A positively charged particle, having charge q, is accelerated by a potential difference V. This particle moving along the x-axis enters a region where an electric field E exists. The direction of the electric field is along positive y-axis. The electric field exists in the region bounded by the lines `x=0 and x=a.` Beyond the line `x=a` (i.e., in the region `xgta`), there exists a magnetic field of strength B, directed along the positive y-axis. Find

a. at which point does the particle meet the line `x=a`.

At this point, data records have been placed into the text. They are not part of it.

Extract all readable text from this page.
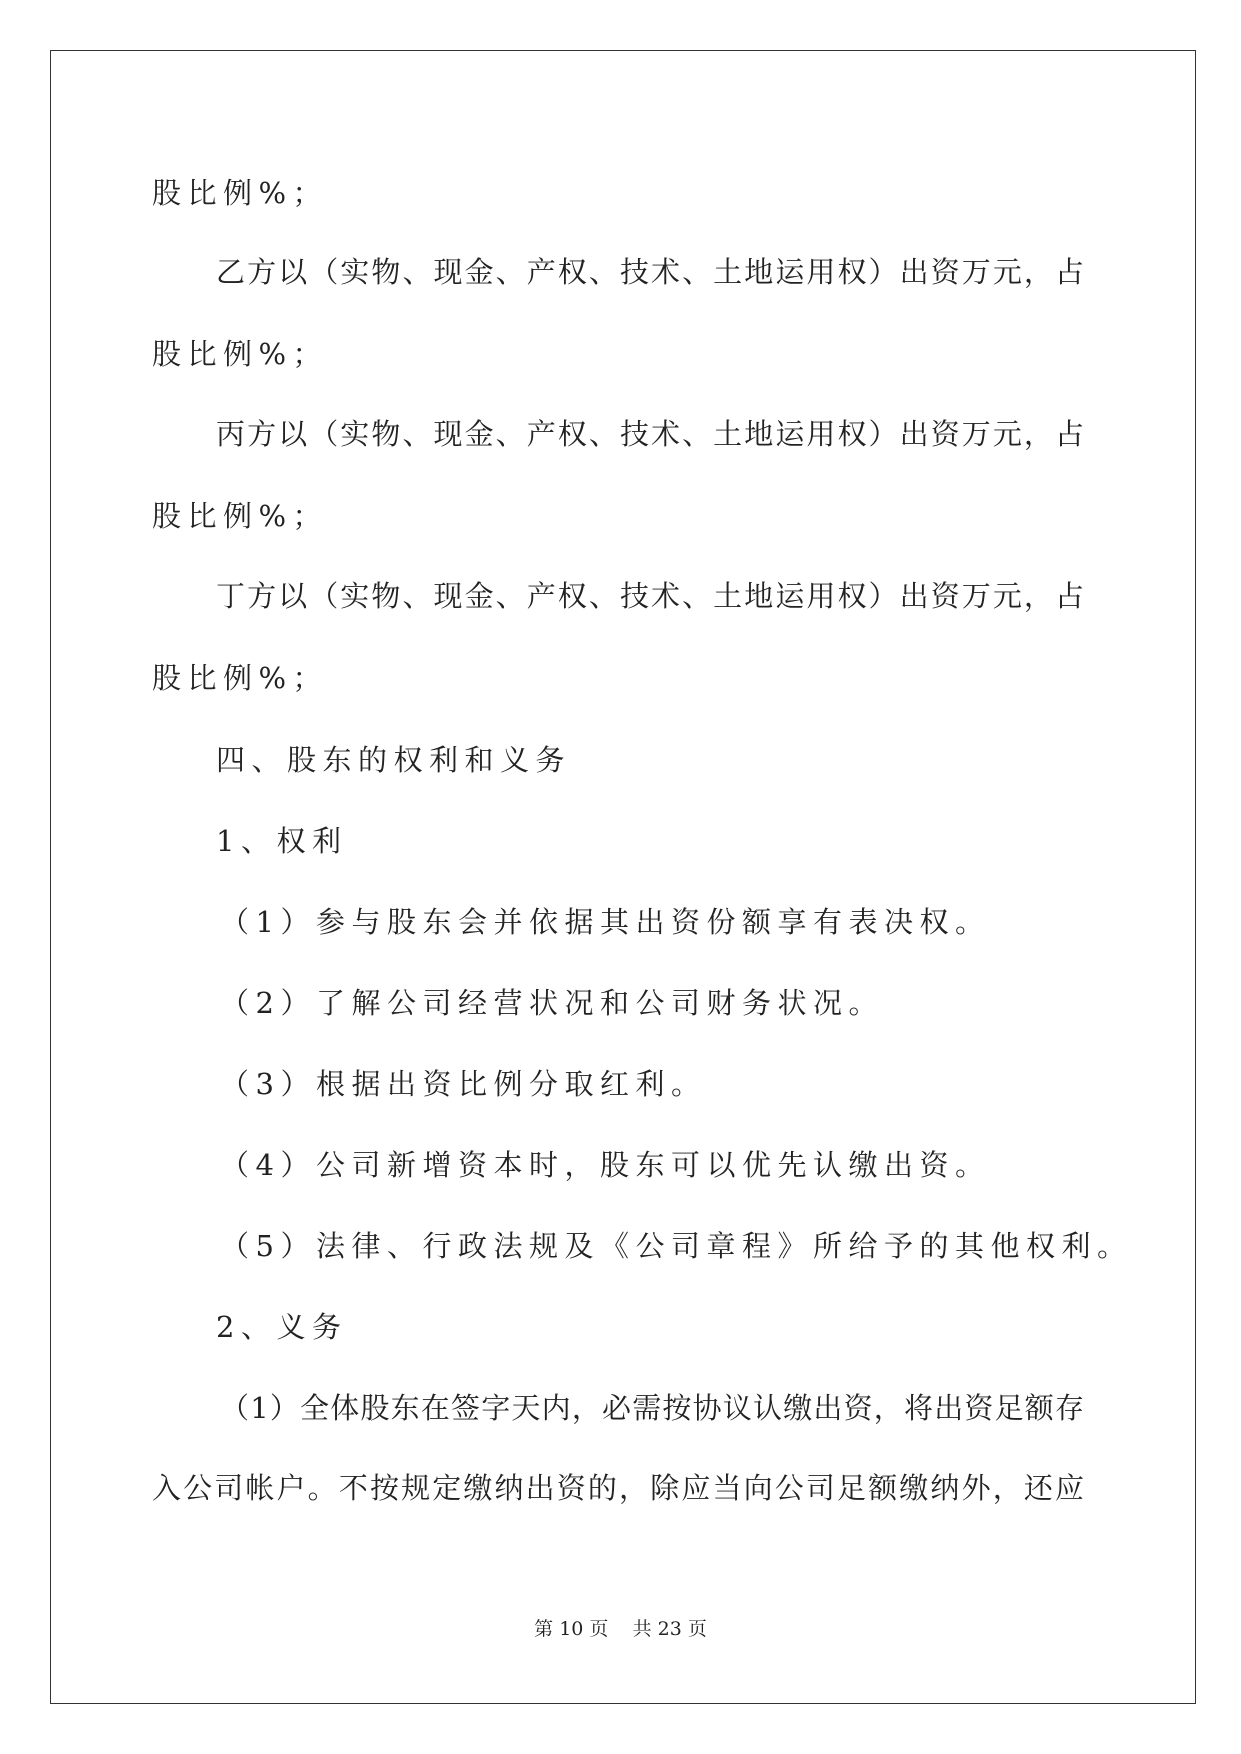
股比例%；
乙方以（实物、现金、产权、技术、土地运用权）出资万元，占
股比例%；
丙方以（实物、现金、产权、技术、土地运用权）出资万元，占
股比例%；
丁方以（实物、现金、产权、技术、土地运用权）出资万元，占
股比例%；
四、股东的权利和义务
1、权利
（1）参与股东会并依据其出资份额享有表决权。
（2）了解公司经营状况和公司财务状况。
（3）根据出资比例分取红利。
（4）公司新增资本时，股东可以优先认缴出资。
（5）法律、行政法规及《公司章程》所给予的其他权利。
2、义务
（1）全体股东在签字天内，必需按协议认缴出资，将出资足额存
入公司帐户。不按规定缴纳出资的，除应当向公司足额缴纳外，还应
第 10 页    共 23 页
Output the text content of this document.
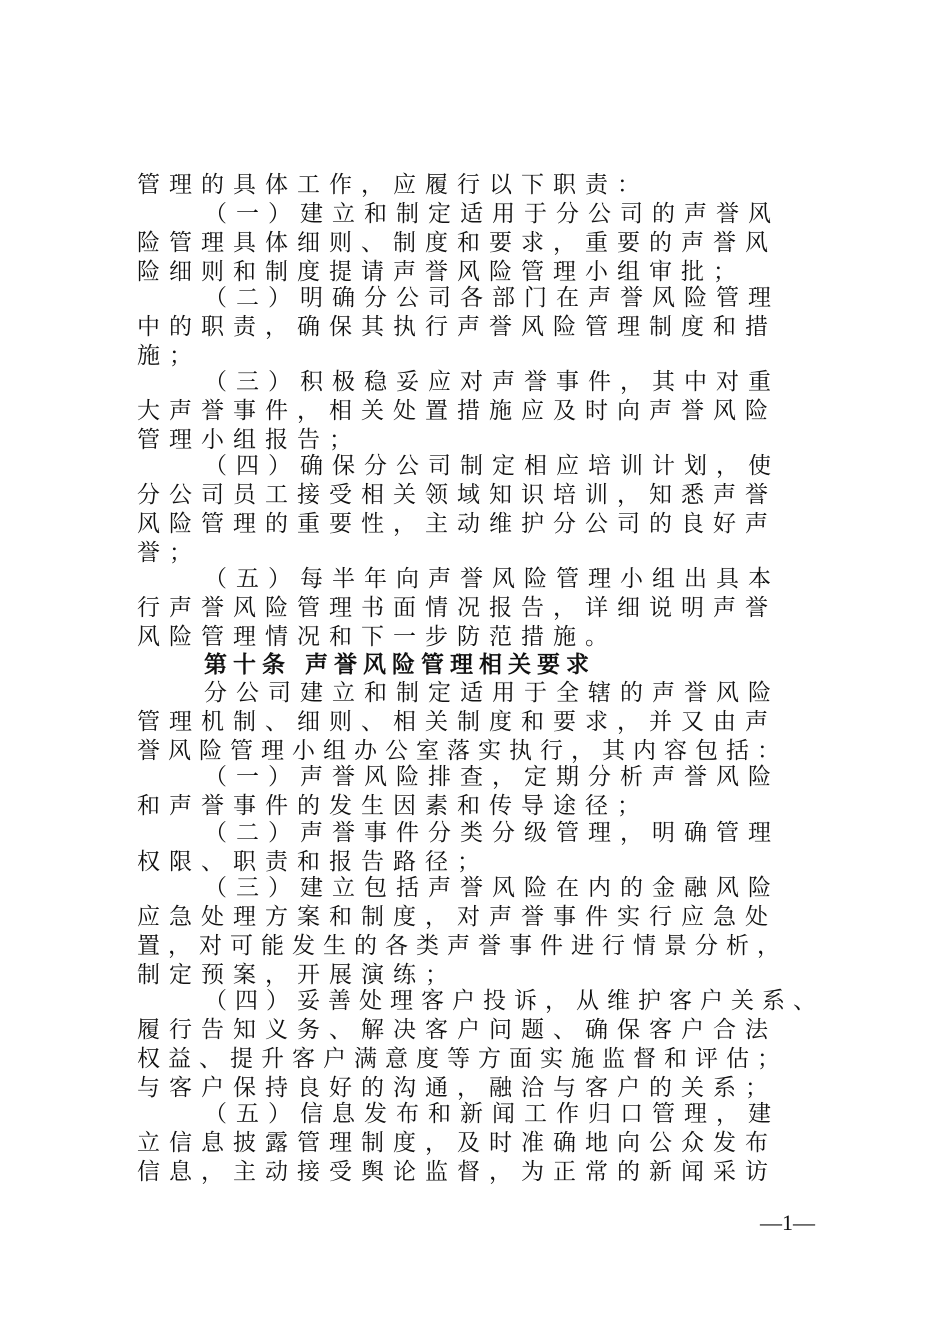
管理的具体工作，应履行以下职责：
（一）建立和制定适用于分公司的声誉风
险管理具体细则、制度和要求，重要的声誉风
险细则和制度提请声誉风险管理小组审批；
（二）明确分公司各部门在声誉风险管理
中的职责，确保其执行声誉风险管理制度和措
施；
（三）积极稳妥应对声誉事件，其中对重
大声誉事件，相关处置措施应及时向声誉风险
管理小组报告；
（四）确保分公司制定相应培训计划，使
分公司员工接受相关领域知识培训，知悉声誉
风险管理的重要性，主动维护分公司的良好声
誉；
（五）每半年向声誉风险管理小组出具本
行声誉风险管理书面情况报告，详细说明声誉
风险管理情况和下一步防范措施。
第十条 声誉风险管理相关要求
分公司建立和制定适用于全辖的声誉风险
管理机制、细则、相关制度和要求，并又由声
誉风险管理小组办公室落实执行，其内容包括：
（一）声誉风险排查，定期分析声誉风险
和声誉事件的发生因素和传导途径；
（二）声誉事件分类分级管理，明确管理
权限、职责和报告路径；
（三）建立包括声誉风险在内的金融风险
应急处理方案和制度，对声誉事件实行应急处
置，对可能发生的各类声誉事件进行情景分析，
制定预案，开展演练；
（四）妥善处理客户投诉，从维护客户关系、
履行告知义务、解决客户问题、确保客户合法
权益、提升客户满意度等方面实施监督和评估；
与客户保持良好的沟通，融洽与客户的关系；
（五）信息发布和新闻工作归口管理，建
立信息披露管理制度，及时准确地向公众发布
信息，主动接受舆论监督，为正常的新闻采访
—1—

b. the pitch of the helix formed after the particle enters the region `xgea.` (Mass of the particle is m.)

The work done by the potential difference gets stored as its kinetic
energy.
`:. 1/2mv^2 = qV implies v = ((2qV)/m)^(1//2)....(i)`
(a) When it enters the region `xepsilon[0,a)`, it experiences an electric
field `vecE=Ehatj`
Time taken to cross the region:`vt=a`
`implies t=a/v=a(m/(2qV))^(1//2)....(ii)`
The distance travelled in y-direction during this time is
`y=1/2(qE)/mt^2=1/2xx(qE)/mxxa^2xxm/(2qV)`
`implies y=1/4(Ea^2)/V`
Hence, the particle meets the line `x=a` at point
`(x,y)=(a,1/4(Ea^2)/V)`
(b) Now, velocity of the particle as it crosess the line `x=a`
`vecv=((2qV)/m)^(1//2)hati+(qE)/m((2qV)/m)^(1//2)hatj`
Magnetic field in this region, `vecB=Bvecj`
Hence, the time period of revolution ,`t=(2pim)/(qB)`
Pitch `P=v_(||)t=(2pim)/(mqB)xxaE((mq)/(2V))^(1//2)`
`P= (piaE)/B((2m)/(Vq))^(1//2)`.